Fine, I can live without public folders for now. Gone are the days where I interacted with customers on a regular basis and thus needed to file correspondence. The only mail folder I had much to do with of late was a public folder called Junk Mail which I used to monitor for spam to report and train the spam filter with.
Calendaring, I’ll admit I don’t use much… but to date, I have no CalDAV URI to configure my client with. I did some digging this morning. Initial investigations suggest that Microsoft still lives in the past. Best they can offer is a “look-but-not-touch” export. Useless.

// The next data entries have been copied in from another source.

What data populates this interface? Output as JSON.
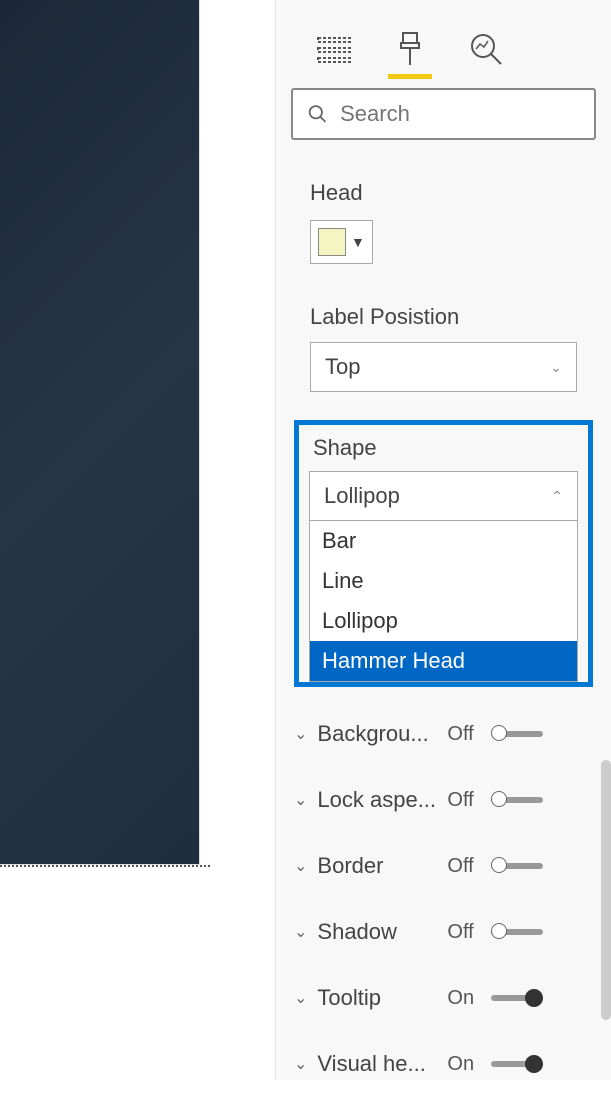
{
  "search": {
    "placeholder": "Search"
  },
  "head": {
    "label": "Head",
    "color": "#f5f5c2"
  },
  "labelPosition": {
    "label": "Label Posistion",
    "value": "Top"
  },
  "shape": {
    "label": "Shape",
    "value": "Lollipop",
    "options": [
      "Bar",
      "Line",
      "Lollipop",
      "Hammer Head"
    ],
    "hovered": "Hammer Head"
  },
  "properties": [
    {
      "label": "Backgrou...",
      "state": "Off"
    },
    {
      "label": "Lock aspe...",
      "state": "Off"
    },
    {
      "label": "Border",
      "state": "Off"
    },
    {
      "label": "Shadow",
      "state": "Off"
    },
    {
      "label": "Tooltip",
      "state": "On"
    },
    {
      "label": "Visual he...",
      "state": "On"
    }
  ]
}
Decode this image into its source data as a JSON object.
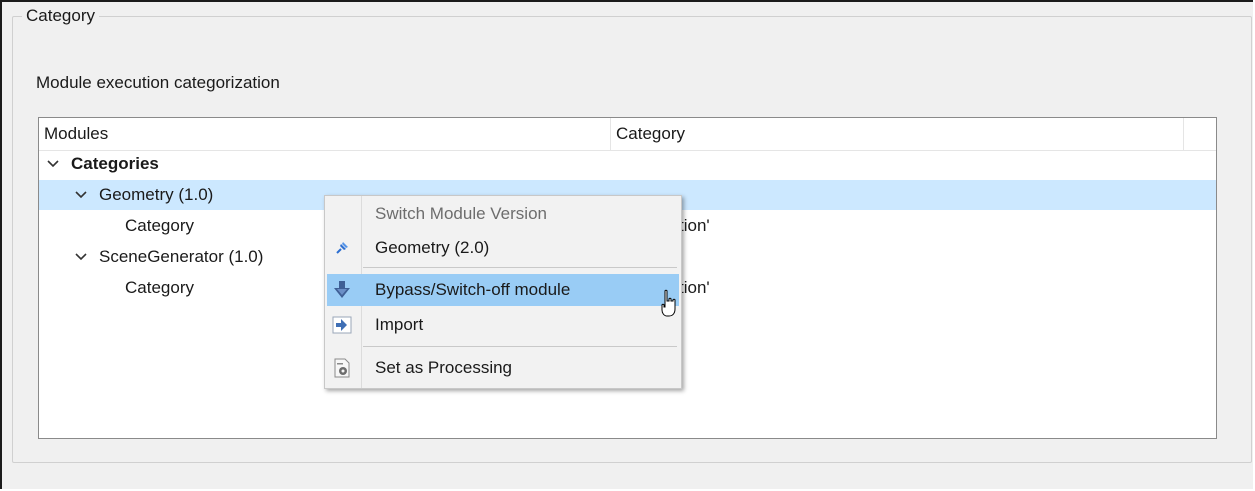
{
  "group": {
    "title": "Category"
  },
  "section": {
    "label": "Module execution categorization"
  },
  "tree": {
    "columns": [
      "Modules",
      "Category"
    ],
    "rows": [
      {
        "label": "Categories",
        "category": "",
        "expanded": true
      },
      {
        "label": "Geometry (1.0)",
        "category": "",
        "expanded": true,
        "selected": true
      },
      {
        "label": "Category",
        "category": "tion'"
      },
      {
        "label": "SceneGenerator (1.0)",
        "category": "",
        "expanded": true
      },
      {
        "label": "Category",
        "category": "tion'"
      }
    ]
  },
  "context_menu": {
    "header": "Switch Module Version",
    "items": [
      {
        "label": "Geometry (2.0)",
        "icon": "pin-icon"
      },
      {
        "label": "Bypass/Switch-off module",
        "icon": "bypass-arrow-icon",
        "hovered": true
      },
      {
        "label": "Import",
        "icon": "import-icon"
      },
      {
        "label": "Set as Processing",
        "icon": "processing-icon"
      }
    ]
  },
  "colors": {
    "selection": "#cce8ff",
    "menu_hover": "#99ccf5",
    "menu_background": "#f2f2f2"
  }
}
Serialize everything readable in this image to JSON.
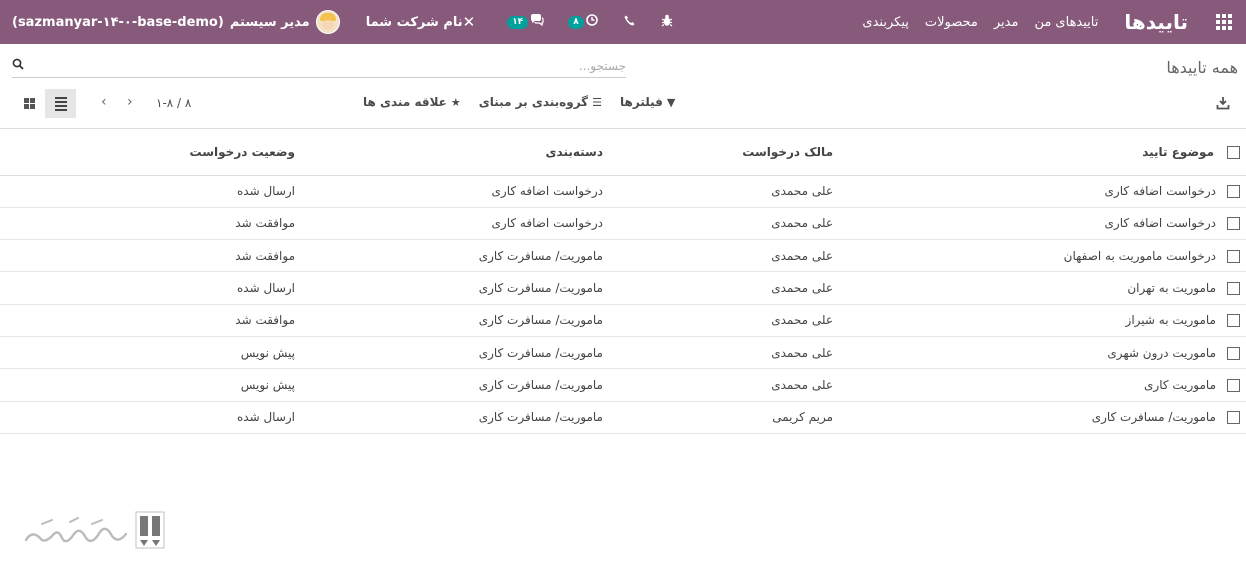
{
  "navbar": {
    "brand": "تاییدها",
    "menu": [
      "تاییدهای من",
      "مدیر",
      "محصولات",
      "پیکربندی"
    ],
    "user_name": "مدیر سیستم",
    "db_name": "(sazmanyar-۱۴-۰-base-demo)",
    "company": "نام شرکت شما",
    "messages_count": "۱۴",
    "activities_count": "۸",
    "accent_color": "#875a7b"
  },
  "breadcrumb": "همه تاییدها",
  "search": {
    "placeholder": "جستجو..."
  },
  "toolbar": {
    "filters": "فیلترها",
    "group_by": "گروه‌بندی بر مبنای",
    "favorites": "علاقه مندی ها"
  },
  "pager": {
    "range": "۱-۸ / ۸"
  },
  "table": {
    "columns": [
      "موضوع تایید",
      "مالک درخواست",
      "دسته‌بندی",
      "وضعیت درخواست"
    ],
    "rows": [
      {
        "subject": "درخواست اضافه کاری",
        "owner": "علی محمدی",
        "category": "درخواست اضافه کاری",
        "state": "ارسال شده"
      },
      {
        "subject": "درخواست اضافه کاری",
        "owner": "علی محمدی",
        "category": "درخواست اضافه کاری",
        "state": "موافقت شد"
      },
      {
        "subject": "درخواست ماموریت به اصفهان",
        "owner": "علی محمدی",
        "category": "ماموریت/ مسافرت کاری",
        "state": "موافقت شد"
      },
      {
        "subject": "ماموریت به تهران",
        "owner": "علی محمدی",
        "category": "ماموریت/ مسافرت کاری",
        "state": "ارسال شده"
      },
      {
        "subject": "ماموریت به شیراز",
        "owner": "علی محمدی",
        "category": "ماموریت/ مسافرت کاری",
        "state": "موافقت شد"
      },
      {
        "subject": "ماموریت درون شهری",
        "owner": "علی محمدی",
        "category": "ماموریت/ مسافرت کاری",
        "state": "پیش نویس"
      },
      {
        "subject": "ماموریت کاری",
        "owner": "علی محمدی",
        "category": "ماموریت/ مسافرت کاری",
        "state": "پیش نویس"
      },
      {
        "subject": "ماموریت/ مسافرت کاری",
        "owner": "مریم کریمی",
        "category": "ماموریت/ مسافرت کاری",
        "state": "ارسال شده"
      }
    ]
  }
}
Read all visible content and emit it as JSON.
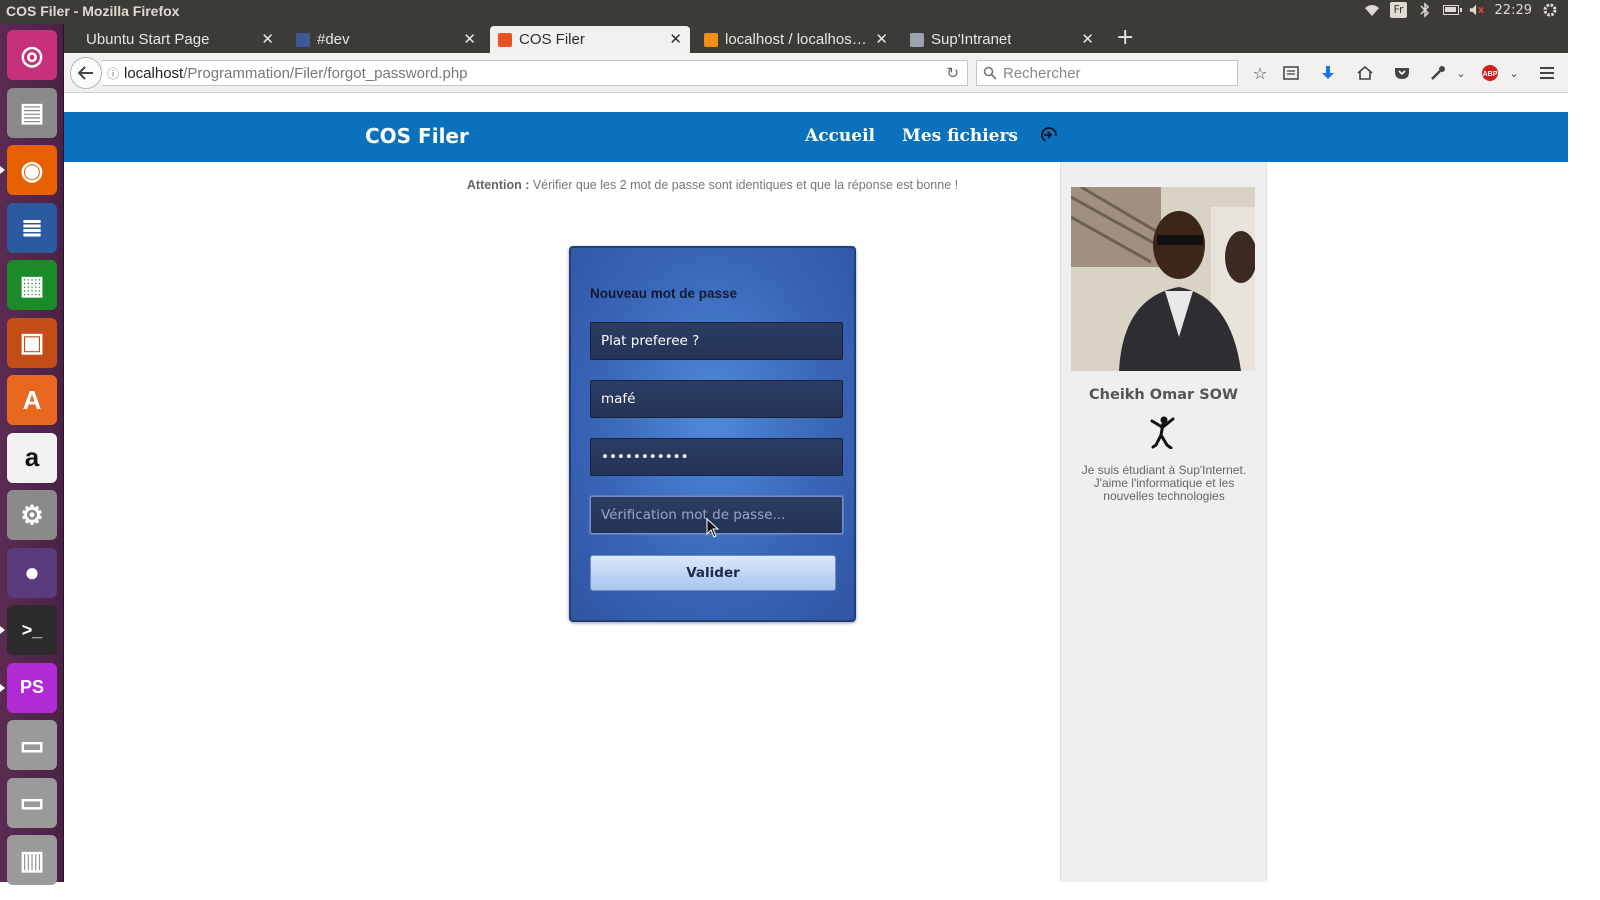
{
  "os": {
    "window_title": "COS Filer - Mozilla Firefox",
    "keyboard_layout": "Fr",
    "clock": "22:29",
    "tray_icons": [
      "wifi-icon",
      "keyboard-layout-badge",
      "bluetooth-icon",
      "battery-icon",
      "volume-muted-icon",
      "settings-gear-icon"
    ],
    "launcher_items": [
      {
        "name": "ubuntu-dash-icon",
        "color": "#c8307b"
      },
      {
        "name": "files-icon",
        "color": "#8a8a8a"
      },
      {
        "name": "firefox-icon",
        "color": "#e66000"
      },
      {
        "name": "writer-icon",
        "color": "#2c5aa0"
      },
      {
        "name": "calc-icon",
        "color": "#1a8a2a"
      },
      {
        "name": "impress-icon",
        "color": "#c24d17"
      },
      {
        "name": "software-center-icon",
        "color": "#e8681f"
      },
      {
        "name": "amazon-icon",
        "color": "#f2f2f2"
      },
      {
        "name": "system-settings-icon",
        "color": "#8a8a8a"
      },
      {
        "name": "screencast-icon",
        "color": "#5a3a7a"
      },
      {
        "name": "terminal-icon",
        "color": "#2b2b2b"
      },
      {
        "name": "phpstorm-icon",
        "color": "#b02bd4"
      },
      {
        "name": "drive-icon",
        "color": "#9a9a9a"
      },
      {
        "name": "drive-icon-2",
        "color": "#9a9a9a"
      },
      {
        "name": "trash-icon",
        "color": "#9a9a9a"
      }
    ]
  },
  "browser": {
    "tabs": [
      {
        "label": "Ubuntu Start Page",
        "active": false
      },
      {
        "label": "#dev",
        "active": false
      },
      {
        "label": "COS Filer",
        "active": true
      },
      {
        "label": "localhost / localhos…",
        "active": false
      },
      {
        "label": "Sup'Intranet",
        "active": false
      }
    ],
    "url_host": "localhost",
    "url_path": "/Programmation/Filer/forgot_password.php",
    "search_placeholder": "Rechercher"
  },
  "page": {
    "site_title": "COS Filer",
    "nav": {
      "home": "Accueil",
      "files": "Mes fichiers"
    },
    "attention_label": "Attention :",
    "attention_text": " Vérifier que les 2 mot de passe sont identiques et que la réponse est bonne !",
    "form": {
      "title": "Nouveau mot de passe",
      "question_value": "Plat preferee ?",
      "answer_value": "mafé",
      "password_value": "•••••••••••",
      "confirm_placeholder": "Vérification mot de passe...",
      "submit_label": "Valider"
    },
    "profile": {
      "name": "Cheikh Omar SOW",
      "bio": "Je suis étudiant à Sup'Internet. J'aime l'informatique et les nouvelles technologies"
    }
  },
  "colors": {
    "header_blue": "#0a71bf",
    "card_blue": "#3a66b8",
    "launcher_purple": "#5b2b52",
    "panel_dark": "#3c3b37"
  }
}
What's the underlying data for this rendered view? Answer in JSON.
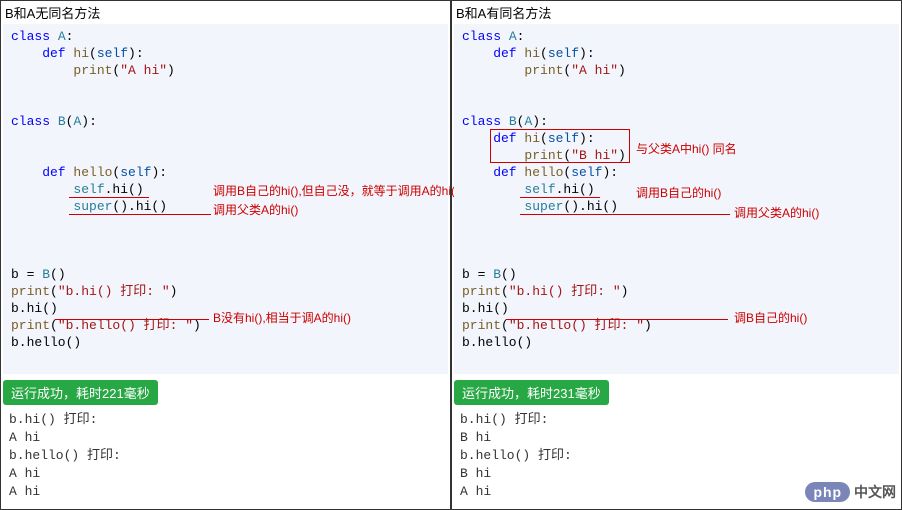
{
  "left": {
    "title": "B和A无同名方法",
    "c1": "class",
    "c2": "A",
    "c3": ":",
    "c4": "    def",
    "c5": " hi",
    "c6": "(",
    "c7": "self",
    "c8": "):",
    "c9": "        print",
    "c10": "(",
    "c11": "\"A hi\"",
    "c12": ")",
    "c13": "class",
    "c14": "B",
    "c15": "(",
    "c16": "A",
    "c17": "):",
    "c18": "    def",
    "c19": " hello",
    "c20": "(",
    "c21": "self",
    "c22": "):",
    "c23": "        self",
    "c24": ".hi()",
    "c25": "        super",
    "c26": "().hi()",
    "c27": "b = ",
    "c28": "B",
    "c29": "()",
    "c30": "print",
    "c31": "(",
    "c32": "\"b.hi() 打印: \"",
    "c33": ")",
    "c34": "b.hi()",
    "c35": "print",
    "c36": "(",
    "c37": "\"b.hello() 打印: \"",
    "c38": ")",
    "c39": "b.hello()",
    "anno1": "调用B自己的hi(),但自己没，就等于调用A的hi()",
    "anno2": "调用父类A的hi()",
    "anno3": "B没有hi(),相当于调A的hi()",
    "status": "运行成功，耗时221毫秒",
    "o1": "b.hi() 打印:",
    "o2": "A hi",
    "o3": "b.hello() 打印:",
    "o4": "A hi",
    "o5": "A hi"
  },
  "right": {
    "title": "B和A有同名方法",
    "c1": "class",
    "c2": "A",
    "c3": ":",
    "c4": "    def",
    "c5": " hi",
    "c6": "(",
    "c7": "self",
    "c8": "):",
    "c9": "        print",
    "c10": "(",
    "c11": "\"A hi\"",
    "c12": ")",
    "c13": "class",
    "c14": "B",
    "c15": "(",
    "c16": "A",
    "c17": "):",
    "r1a": "    def",
    "r1b": " hi",
    "r1c": "(",
    "r1d": "self",
    "r1e": "):",
    "r2a": "        print",
    "r2b": "(",
    "r2c": "\"B hi\"",
    "r2d": ")",
    "c18": "    def",
    "c19": " hello",
    "c20": "(",
    "c21": "self",
    "c22": "):",
    "c23": "        self",
    "c24": ".hi()",
    "c25": "        super",
    "c26": "().hi()",
    "c27": "b = ",
    "c28": "B",
    "c29": "()",
    "c30": "print",
    "c31": "(",
    "c32": "\"b.hi() 打印: \"",
    "c33": ")",
    "c34": "b.hi()",
    "c35": "print",
    "c36": "(",
    "c37": "\"b.hello() 打印: \"",
    "c38": ")",
    "c39": "b.hello()",
    "anno1": "与父类A中hi() 同名",
    "anno2": "调用B自己的hi()",
    "anno3": "调用父类A的hi()",
    "anno4": "调B自己的hi()",
    "status": "运行成功，耗时231毫秒",
    "o1": "b.hi() 打印:",
    "o2": "B hi",
    "o3": "b.hello() 打印:",
    "o4": "B hi",
    "o5": "A hi"
  },
  "watermark": {
    "php": "php",
    "cn": "中文网"
  }
}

But wait, there’s a web client! Yeah great… let’s cram it all in a web browser. I have to deal with Slack and its ugly bloat because voice chat doesn’t work in anything else. Then there’s the thorny of web-based email and why I think that is a bad idea. No, just because a web client works for you, or a particular brand desktop client works for you, does not mean it will work for everybody.
The frustration from this end right now is that I’m trapped with nowhere to go. I’m locked in to supporting myself and Sam (I made a commitment to my dying grandmother that he’d be cared for) for another 10 years at least (who knows how long he’ll live for, he’s 7 now and Emma lived to nearly 18), so suicide isn’t an option right now, nor is simply quitting and living on the savings I have.
Most workplaces seem to be infected with this groupware-malware, so switching isn’t a viable option either. Office365 apparently has a REST API, so maybe that’s the next point of call: see if I can write a proxy to bolt-on such an interface.